A Importância do Ensino Superior para a Coesão Territorial

Os impactos diretos e indiretos de uma instituição do ensino superior numa determinada região são muito grandes. Por tudo o que mobilizam, mas também pelo que fazem movimentar na economia e nas comunidades locais, quer através da atração de novos residentes (alunos, e pessoal docente e não docente), quer pelo efeito de retenção dos que ficam a residir nesse território por via da oferta de formação e/ou de trabalho existente. (Lopes et al., 2103)

Não se pode falar em coesão territorial sem pensar em desenvolvimento económico e social de cada uma das regiões de um país.
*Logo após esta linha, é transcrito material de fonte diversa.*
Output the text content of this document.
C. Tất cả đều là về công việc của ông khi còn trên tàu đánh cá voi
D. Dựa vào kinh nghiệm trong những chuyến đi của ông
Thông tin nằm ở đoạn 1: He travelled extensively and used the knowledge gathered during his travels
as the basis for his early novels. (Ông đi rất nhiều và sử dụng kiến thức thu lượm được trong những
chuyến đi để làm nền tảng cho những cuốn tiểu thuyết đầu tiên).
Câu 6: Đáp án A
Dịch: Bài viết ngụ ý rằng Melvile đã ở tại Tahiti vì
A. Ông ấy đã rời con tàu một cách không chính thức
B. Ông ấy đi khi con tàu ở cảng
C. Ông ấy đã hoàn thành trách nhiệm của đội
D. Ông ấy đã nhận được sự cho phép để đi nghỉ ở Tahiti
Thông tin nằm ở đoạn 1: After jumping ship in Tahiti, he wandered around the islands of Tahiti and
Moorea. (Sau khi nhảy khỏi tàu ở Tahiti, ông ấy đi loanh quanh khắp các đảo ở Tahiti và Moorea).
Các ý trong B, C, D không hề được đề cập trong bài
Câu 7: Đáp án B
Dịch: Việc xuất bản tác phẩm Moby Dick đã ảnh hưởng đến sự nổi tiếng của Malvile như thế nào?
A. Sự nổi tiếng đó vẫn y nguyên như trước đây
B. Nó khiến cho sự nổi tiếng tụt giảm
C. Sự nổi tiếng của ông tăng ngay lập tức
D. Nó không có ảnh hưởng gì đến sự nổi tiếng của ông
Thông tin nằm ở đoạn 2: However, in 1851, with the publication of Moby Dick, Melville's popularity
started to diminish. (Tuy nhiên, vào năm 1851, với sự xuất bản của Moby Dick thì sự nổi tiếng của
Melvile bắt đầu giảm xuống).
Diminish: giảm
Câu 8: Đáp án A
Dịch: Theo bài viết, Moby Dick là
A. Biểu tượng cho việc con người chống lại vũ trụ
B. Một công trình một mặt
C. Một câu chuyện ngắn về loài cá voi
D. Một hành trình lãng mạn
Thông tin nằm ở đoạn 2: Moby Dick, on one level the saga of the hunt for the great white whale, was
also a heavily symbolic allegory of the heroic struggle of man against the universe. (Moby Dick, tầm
E não é possível pensar em desenvolvimento sustentável sem educação, formação contínua, qualificação profissional, investigação, transferência do conhecimento (para as empresas, instituições e sociedade) e inovação.
Neste contexto, não me restam dúvidas do importante papel da Universidade da Madeira, bem como da sua congénere dos Açores, numa política de coesão territorial.

Assim sendo, pergunto porque não têm acesso, em igualdade de circunstâncias, a Universidade da Madeira e a Universidade dos Açores, a todos os programas nacionais que se destinam a apoiar o ensino superior (universitário e politécnico), como sejam programas para a internacionalização, para a modernização administrativa, para a construção e manutenção de instalações e equipamentos?

É importante criar condições favoráveis que possam garantir a coesão territorial e que, no próximo programa europeu Horizonte Europa 2021-2027, as Instituições do Ensino Superior da ultraperiferia não fiquem, mais uma vez, sem acesso a fundos tão importantes para o seu desenvolvimento e, consequentemente, para desenvolvimento das regiões onde estão inseridas.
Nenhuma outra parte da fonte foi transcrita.